Casais contam experiências de união estável e afirmam que casamento civil é uma evolução natural para a relação

Foto: Lareised Leneseur/Unsplash
A União Estável garante alguns direitos ao casal, mas fica em desvantagem em comparação ao casamento civil, entenda

O Supremo Tribunal Federal (STJ) reconheceu no dia 5 de maio de 2011 os relacionamentos homoafetivos como entidade familiar e concedeu o direito à união estável às pessoas do mesmo sexo, assim como todos os seus direitos reconhecidos por lei.

A união estável é caracterizada por uma relação afetiva entre duas pessoas, de convivência pública, contínua e duradoura, não existindo um prazo mínimo de duração determinado para que a união de um casal possa ser considerada estável, tampouco há a necessidade de que o casal viva junto na mesma casa ou mantenha qualquer documento de registro oficial (com algumas exceções).

Embora as características sejam semelhantes a de um “namoro comum”, a união estável é um instituto previsto na Legislação Brasileira, tendo como objetivo imediato constituir família e acarretam em diversos direitos e deveres perante à justiça.

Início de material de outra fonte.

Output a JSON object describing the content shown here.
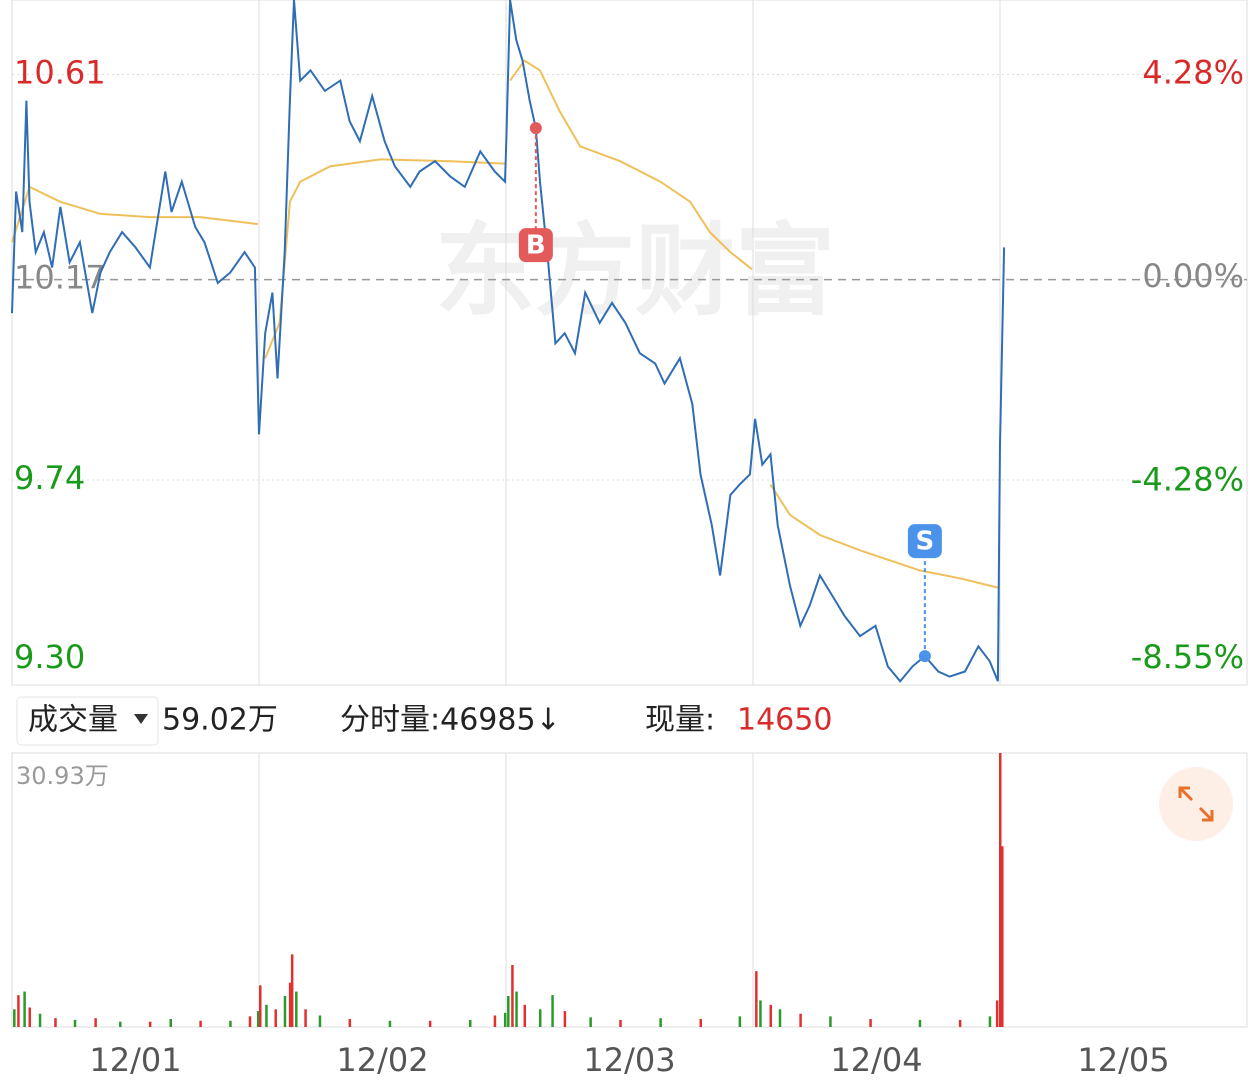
{
  "chart_data": {
    "type": "line",
    "watermark": "东方财富",
    "xlim": [
      0,
      1200
    ],
    "xticks": [
      {
        "value": 120,
        "label": "12/01"
      },
      {
        "value": 360,
        "label": "12/02"
      },
      {
        "value": 600,
        "label": "12/03"
      },
      {
        "value": 840,
        "label": "12/04"
      },
      {
        "value": 1080,
        "label": "12/05"
      }
    ],
    "x_gridlines": [
      240,
      480,
      720,
      960
    ],
    "ylim": [
      9.3,
      10.77
    ],
    "yticks": [
      10.61,
      10.17,
      9.74,
      {
        "value": 9.3,
        "label": "9.30"
      }
    ],
    "ytick_colors": [
      "#d92a2a",
      "#888888",
      "#1a9a1a",
      "#1a9a1a"
    ],
    "y2lim": [
      -8.55,
      5.84
    ],
    "y2ticks": [
      {
        "value": 4.28,
        "label": "4.28%"
      },
      {
        "value": 0,
        "label": "0.00%"
      },
      {
        "value": -4.28,
        "label": "-4.28%"
      },
      {
        "value": -8.55,
        "label": "-8.55%"
      }
    ],
    "series": [
      {
        "color": "#2f6db5",
        "x": [
          0,
          4,
          10,
          14,
          17,
          23,
          31,
          39,
          47,
          56,
          66,
          78,
          86,
          95,
          107,
          120,
          134,
          149,
          155,
          165,
          178,
          187,
          200,
          212,
          226,
          236,
          240,
          246,
          253,
          258,
          265,
          270,
          274,
          280,
          290,
          304,
          319,
          328,
          338,
          350,
          362,
          372,
          387,
          396,
          411,
          426,
          440,
          455,
          469,
          479,
          480,
          484,
          490,
          496,
          503,
          509,
          513,
          521,
          528,
          537,
          547,
          557,
          571,
          583,
          596,
          610,
          625,
          634,
          649,
          661,
          669,
          680,
          688,
          698,
          707,
          717,
          722,
          729,
          737,
          744,
          756,
          766,
          775,
          785,
          797,
          809,
          824,
          839,
          851,
          863,
          875,
          887,
          900,
          911,
          926,
          939,
          950,
          958,
          960,
          964
        ],
        "values": [
          10.098,
          10.359,
          10.272,
          10.554,
          10.337,
          10.229,
          10.272,
          10.196,
          10.326,
          10.207,
          10.25,
          10.098,
          10.185,
          10.229,
          10.272,
          10.239,
          10.196,
          10.402,
          10.315,
          10.38,
          10.283,
          10.25,
          10.163,
          10.185,
          10.229,
          10.196,
          9.838,
          10.055,
          10.142,
          9.958,
          10.229,
          10.554,
          10.77,
          10.597,
          10.619,
          10.575,
          10.597,
          10.51,
          10.467,
          10.564,
          10.467,
          10.413,
          10.369,
          10.402,
          10.424,
          10.391,
          10.369,
          10.445,
          10.402,
          10.38,
          10.445,
          10.77,
          10.684,
          10.64,
          10.554,
          10.495,
          10.38,
          10.207,
          10.033,
          10.055,
          10.012,
          10.142,
          10.077,
          10.12,
          10.077,
          10.012,
          9.99,
          9.947,
          10.001,
          9.903,
          9.752,
          9.643,
          9.535,
          9.708,
          9.73,
          9.752,
          9.871,
          9.773,
          9.795,
          9.643,
          9.513,
          9.427,
          9.47,
          9.535,
          9.492,
          9.448,
          9.405,
          9.427,
          9.34,
          9.308,
          9.34,
          9.362,
          9.329,
          9.318,
          9.329,
          9.383,
          9.351,
          9.308,
          9.817,
          10.239
        ]
      },
      {
        "color": "#efc05a",
        "x": [
          0,
          17,
          47,
          86,
          134,
          183,
          239,
          240,
          246,
          260,
          270,
          280,
          309,
          358,
          426,
          479,
          480,
          484,
          498,
          513,
          532,
          552,
          591,
          630,
          659,
          678,
          698,
          719,
          720,
          737,
          756,
          785,
          824,
          882,
          921,
          958,
          959,
          960
        ],
        "values": [
          10.25,
          10.369,
          10.337,
          10.311,
          10.304,
          10.304,
          10.289,
          null,
          10.001,
          10.077,
          10.337,
          10.38,
          10.413,
          10.428,
          10.424,
          10.419,
          null,
          10.597,
          10.64,
          10.619,
          10.532,
          10.456,
          10.424,
          10.38,
          10.337,
          10.272,
          10.229,
          10.192,
          null,
          9.73,
          9.665,
          9.622,
          9.589,
          9.546,
          9.529,
          9.509,
          null,
          10.131
        ]
      }
    ],
    "markers": [
      {
        "label": "B",
        "x": 509,
        "value": 10.495,
        "color": "#e35a5a"
      },
      {
        "label": "S",
        "x": 887,
        "value": 9.362,
        "color": "#4b93ea"
      }
    ],
    "volume": {
      "type": "bar",
      "header_label": "成交量",
      "total": "59.02万",
      "minute_volume": "分时量:46985↓",
      "current_label": "现量:",
      "current_value": "14650",
      "ylim": [
        0,
        30.93
      ],
      "yticks": [
        {
          "value": 30.93,
          "label": "30.93万"
        }
      ],
      "x": [
        2,
        6,
        12,
        17,
        27,
        42,
        61,
        81,
        105,
        134,
        154,
        183,
        212,
        231,
        239,
        241,
        247,
        256,
        265,
        270,
        272,
        276,
        285,
        299,
        328,
        367,
        406,
        445,
        469,
        479,
        482,
        486,
        490,
        498,
        513,
        525,
        537,
        562,
        591,
        630,
        669,
        707,
        723,
        727,
        737,
        746,
        766,
        795,
        834,
        882,
        921,
        950,
        957,
        960,
        962
      ],
      "values": [
        2.0,
        3.6,
        4.0,
        2.2,
        1.5,
        1.0,
        0.8,
        1.0,
        0.6,
        0.6,
        0.9,
        0.7,
        0.7,
        1.2,
        1.8,
        4.7,
        2.5,
        2.0,
        3.5,
        5.0,
        8.2,
        4.0,
        2.0,
        1.3,
        0.9,
        0.7,
        0.7,
        0.8,
        1.3,
        1.6,
        3.5,
        7.0,
        4.0,
        2.5,
        2.0,
        3.6,
        1.8,
        1.1,
        0.8,
        1.0,
        0.9,
        1.2,
        6.3,
        3.0,
        2.5,
        2.0,
        1.5,
        1.2,
        0.9,
        0.8,
        0.8,
        1.2,
        3.0,
        30.93,
        20.4
      ],
      "bar_colors": [
        "#2a9a2a",
        "#e03030",
        "#2a9a2a",
        "#e03030",
        "#2a9a2a",
        "#e03030",
        "#2a9a2a",
        "#e03030",
        "#2a9a2a",
        "#e03030",
        "#2a9a2a",
        "#e03030",
        "#2a9a2a",
        "#e03030",
        "#2a9a2a",
        "#e03030",
        "#2a9a2a",
        "#e03030",
        "#2a9a2a",
        "#e03030",
        "#e03030",
        "#2a9a2a",
        "#e03030",
        "#2a9a2a",
        "#e03030",
        "#2a9a2a",
        "#e03030",
        "#2a9a2a",
        "#e03030",
        "#2a9a2a",
        "#2a9a2a",
        "#e03030",
        "#2a9a2a",
        "#e03030",
        "#2a9a2a",
        "#2a9a2a",
        "#e03030",
        "#2a9a2a",
        "#e03030",
        "#2a9a2a",
        "#e03030",
        "#2a9a2a",
        "#e03030",
        "#2a9a2a",
        "#e03030",
        "#2a9a2a",
        "#e03030",
        "#2a9a2a",
        "#e03030",
        "#2a9a2a",
        "#e03030",
        "#2a9a2a",
        "#e03030",
        "#e03030",
        "#e03030"
      ]
    }
  }
}
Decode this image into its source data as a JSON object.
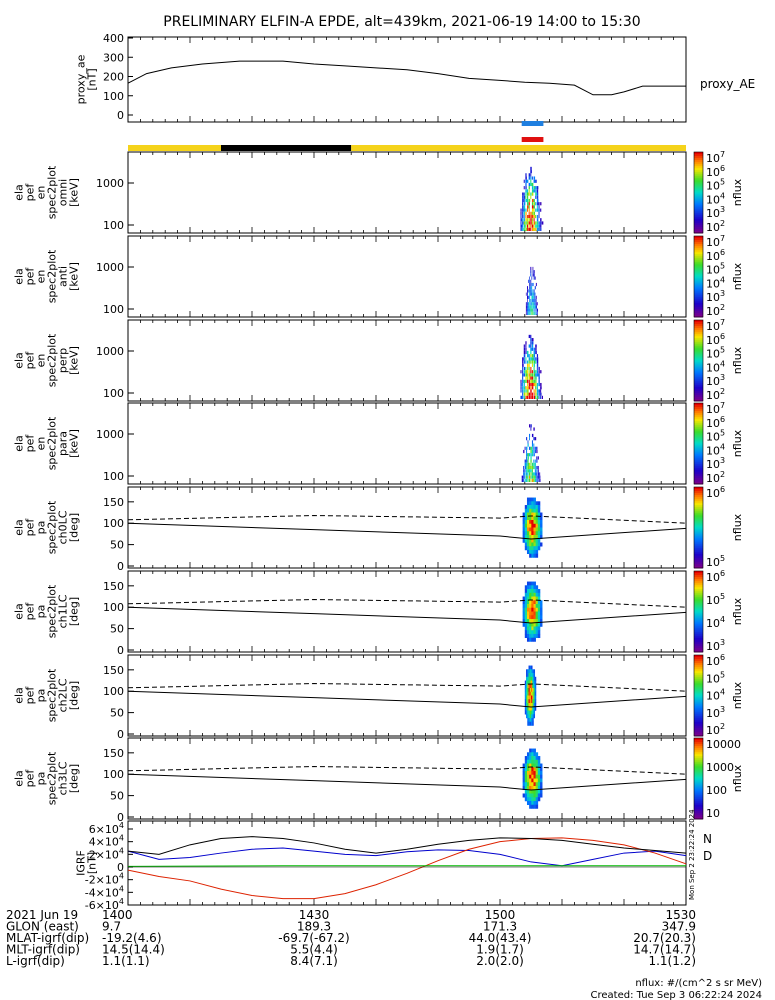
{
  "title": "PRELIMINARY ELFIN-A EPDE, alt=439km, 2021-06-19 14:00 to 15:30",
  "colors": {
    "status_yellow": "#f5d31b",
    "status_black": "#000000",
    "bar_blue": "#1f7fe0",
    "bar_red": "#e01010",
    "igrf_n": "#0000cc",
    "igrf_d": "#dd2200",
    "igrf_z": "#00bb00"
  },
  "footer": {
    "rows": [
      {
        "label": "2021 Jun 19",
        "values": [
          "1400",
          "1430",
          "1500",
          "1530"
        ]
      },
      {
        "label": "GLON (east)",
        "values": [
          "9.7",
          "189.3",
          "171.3",
          "347.9"
        ]
      },
      {
        "label": "MLAT-igrf(dip)",
        "values": [
          "-19.2(4.6)",
          "-69.7(-67.2)",
          "44.0(43.4)",
          "20.7(20.3)"
        ]
      },
      {
        "label": "MLT-igrf(dip)",
        "values": [
          "14.5(14.4)",
          "5.5(4.4)",
          "1.9(1.7)",
          "14.7(14.7)"
        ]
      },
      {
        "label": "L-igrf(dip)",
        "values": [
          "1.1(1.1)",
          "8.4(7.1)",
          "2.0(2.0)",
          "1.1(1.2)"
        ]
      }
    ],
    "units_note": "nflux: #/(cm^2 s sr MeV)",
    "created": "Created: Tue Sep  3 06:22:24 2024",
    "side_stamp": "Mon Sep  2 23:22:24 2024"
  },
  "chart_data": [
    {
      "type": "line",
      "ylabel": [
        "proxy_ae",
        "[nT]"
      ],
      "ylim": [
        0,
        400
      ],
      "yticks": [
        "0",
        "100",
        "200",
        "300",
        "400"
      ],
      "legend": "proxy_AE",
      "x": [
        1400,
        1403,
        1407,
        1412,
        1418,
        1425,
        1430,
        1435,
        1440,
        1445,
        1450,
        1455,
        1500,
        1504,
        1508,
        1512,
        1515,
        1518,
        1520,
        1523,
        1525,
        1530
      ],
      "values": [
        165,
        215,
        245,
        265,
        280,
        280,
        265,
        255,
        245,
        235,
        215,
        190,
        180,
        170,
        165,
        155,
        105,
        105,
        120,
        150,
        150,
        150
      ]
    },
    {
      "type": "status_bar",
      "segments": [
        {
          "from": 1400,
          "to": 1415,
          "state": "yellow"
        },
        {
          "from": 1415,
          "to": 1436,
          "state": "black"
        },
        {
          "from": 1436,
          "to": 1530,
          "state": "yellow"
        }
      ],
      "blue_interval": [
        1503.5,
        1507
      ],
      "red_interval": [
        1503.5,
        1507
      ]
    },
    {
      "type": "heatmap",
      "ylabel": [
        "ela",
        "pef",
        "en",
        "spec2plot",
        "omni",
        "[keV]"
      ],
      "yticks": [
        "100",
        "1000"
      ],
      "zlabel": "nflux",
      "zticks": [
        "10",
        "10",
        "10",
        "10",
        "10",
        "10"
      ],
      "zsup": [
        "2",
        "3",
        "4",
        "5",
        "6",
        "7"
      ],
      "time_range": [
        1503.3,
        1507.0
      ],
      "intensity": "high"
    },
    {
      "type": "heatmap",
      "ylabel": [
        "ela",
        "pef",
        "en",
        "spec2plot",
        "anti",
        "[keV]"
      ],
      "yticks": [
        "100",
        "1000"
      ],
      "zlabel": "nflux",
      "zticks": [
        "10",
        "10",
        "10",
        "10",
        "10",
        "10"
      ],
      "zsup": [
        "2",
        "3",
        "4",
        "5",
        "6",
        "7"
      ],
      "time_range": [
        1504.0,
        1506.5
      ],
      "intensity": "low"
    },
    {
      "type": "heatmap",
      "ylabel": [
        "ela",
        "pef",
        "en",
        "spec2plot",
        "perp",
        "[keV]"
      ],
      "yticks": [
        "100",
        "1000"
      ],
      "zlabel": "nflux",
      "zticks": [
        "10",
        "10",
        "10",
        "10",
        "10",
        "10"
      ],
      "zsup": [
        "2",
        "3",
        "4",
        "5",
        "6",
        "7"
      ],
      "time_range": [
        1503.3,
        1507.0
      ],
      "intensity": "high"
    },
    {
      "type": "heatmap",
      "ylabel": [
        "ela",
        "pef",
        "en",
        "spec2plot",
        "para",
        "[keV]"
      ],
      "yticks": [
        "100",
        "1000"
      ],
      "zlabel": "nflux",
      "zticks": [
        "10",
        "10",
        "10",
        "10",
        "10",
        "10"
      ],
      "zsup": [
        "2",
        "3",
        "4",
        "5",
        "6",
        "7"
      ],
      "time_range": [
        1503.5,
        1506.8
      ],
      "intensity": "medium"
    },
    {
      "type": "heatmap",
      "ylabel": [
        "ela",
        "pef",
        "pa",
        "spec2plot",
        "ch0LC",
        "[deg]"
      ],
      "ylim": [
        0,
        180
      ],
      "yticks": [
        "0",
        "50",
        "100",
        "150"
      ],
      "zlabel": "nflux",
      "zticks": [
        "10",
        "10"
      ],
      "zsup": [
        "5",
        "6"
      ],
      "time_range": [
        1503.3,
        1506.8
      ],
      "lc_solid": [
        [
          1400,
          100
        ],
        [
          1430,
          85
        ],
        [
          1500,
          70
        ],
        [
          1505,
          63
        ],
        [
          1530,
          88
        ]
      ],
      "lc_dashed": [
        [
          1400,
          108
        ],
        [
          1430,
          118
        ],
        [
          1500,
          112
        ],
        [
          1505,
          117
        ],
        [
          1530,
          100
        ]
      ]
    },
    {
      "type": "heatmap",
      "ylabel": [
        "ela",
        "pef",
        "pa",
        "spec2plot",
        "ch1LC",
        "[deg]"
      ],
      "ylim": [
        0,
        180
      ],
      "yticks": [
        "0",
        "50",
        "100",
        "150"
      ],
      "zlabel": "nflux",
      "zticks": [
        "10",
        "10",
        "10",
        "10"
      ],
      "zsup": [
        "3",
        "4",
        "5",
        "6"
      ],
      "time_range": [
        1503.3,
        1506.8
      ],
      "lc_solid": [
        [
          1400,
          100
        ],
        [
          1430,
          85
        ],
        [
          1500,
          70
        ],
        [
          1505,
          63
        ],
        [
          1530,
          88
        ]
      ],
      "lc_dashed": [
        [
          1400,
          108
        ],
        [
          1430,
          118
        ],
        [
          1500,
          112
        ],
        [
          1505,
          117
        ],
        [
          1530,
          100
        ]
      ]
    },
    {
      "type": "heatmap",
      "ylabel": [
        "ela",
        "pef",
        "pa",
        "spec2plot",
        "ch2LC",
        "[deg]"
      ],
      "ylim": [
        0,
        180
      ],
      "yticks": [
        "0",
        "50",
        "100",
        "150"
      ],
      "zlabel": "nflux",
      "zticks": [
        "10",
        "10",
        "10",
        "10",
        "10"
      ],
      "zsup": [
        "2",
        "3",
        "4",
        "5",
        "6"
      ],
      "time_range": [
        1503.8,
        1505.8
      ],
      "lc_solid": [
        [
          1400,
          100
        ],
        [
          1430,
          85
        ],
        [
          1500,
          70
        ],
        [
          1505,
          63
        ],
        [
          1530,
          88
        ]
      ],
      "lc_dashed": [
        [
          1400,
          108
        ],
        [
          1430,
          118
        ],
        [
          1500,
          112
        ],
        [
          1505,
          117
        ],
        [
          1530,
          100
        ]
      ]
    },
    {
      "type": "heatmap",
      "ylabel": [
        "ela",
        "pef",
        "pa",
        "spec2plot",
        "ch3LC",
        "[deg]"
      ],
      "ylim": [
        0,
        180
      ],
      "yticks": [
        "0",
        "50",
        "100",
        "150"
      ],
      "zlabel": "nflux",
      "zticks": [
        "10",
        "100",
        "1000",
        "10000"
      ],
      "zsup": [],
      "time_range": [
        1503.3,
        1506.8
      ],
      "lc_solid": [
        [
          1400,
          100
        ],
        [
          1430,
          85
        ],
        [
          1500,
          70
        ],
        [
          1505,
          63
        ],
        [
          1530,
          88
        ]
      ],
      "lc_dashed": [
        [
          1400,
          108
        ],
        [
          1430,
          118
        ],
        [
          1500,
          112
        ],
        [
          1505,
          117
        ],
        [
          1530,
          100
        ]
      ]
    },
    {
      "type": "line",
      "ylabel": [
        "IGRF",
        "[nT]"
      ],
      "ylim": [
        -60000,
        60000
      ],
      "yticks": [
        "-6×10",
        "-4×10",
        "-2×10",
        "0",
        "2×10",
        "4×10",
        "6×10"
      ],
      "ytick_sup": "4",
      "legend": [
        "N",
        "D"
      ],
      "x": [
        1400,
        1405,
        1410,
        1415,
        1420,
        1425,
        1430,
        1435,
        1440,
        1445,
        1450,
        1455,
        1500,
        1505,
        1510,
        1515,
        1520,
        1525,
        1530
      ],
      "series": [
        {
          "name": "N",
          "values": [
            25000,
            12000,
            15000,
            22000,
            28000,
            30000,
            25000,
            20000,
            18000,
            24000,
            27000,
            26000,
            20000,
            8000,
            2000,
            12000,
            22000,
            25000,
            18000
          ]
        },
        {
          "name": "D",
          "values": [
            -5000,
            -15000,
            -22000,
            -35000,
            -45000,
            -50000,
            -50000,
            -42000,
            -28000,
            -10000,
            10000,
            28000,
            40000,
            45000,
            46000,
            42000,
            35000,
            22000,
            5000
          ]
        },
        {
          "values": [
            25000,
            20000,
            35000,
            45000,
            48000,
            45000,
            38000,
            28000,
            22000,
            28000,
            36000,
            42000,
            46000,
            45000,
            42000,
            36000,
            30000,
            26000,
            22000
          ]
        },
        {
          "values": [
            1000,
            1200,
            1400,
            1600,
            1800,
            2000,
            2000,
            2000,
            2000,
            2000,
            2000,
            2000,
            2000,
            2000,
            2000,
            2000,
            2000,
            2000,
            2000
          ]
        }
      ]
    }
  ]
}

Ao iG Queer , as advogadas Bianca Lemos e Débora Ghelman, especialistas em Direito de Família, esclarecem que a união estável é uma das formas de família previstas na Constituição Federal, possuindo consequências jurídicas patrimoniais e extrapatrimoniais.

Enquanto esse tipo de união requer que diversos requisitos mínimos sejam atendidos – convivência pública, contínua e duradoura -, o namoro comum não os possui, e não traz os mesmos direitos e deveres.

“A principal diferença do namoro para a união estável é que, no primeiro, o objetivo de constituir família é futuro ao passo que no segundo é imediato. E o namoro não possui nenhum efeito jurídico quando do seu término”, analisam as advogadas.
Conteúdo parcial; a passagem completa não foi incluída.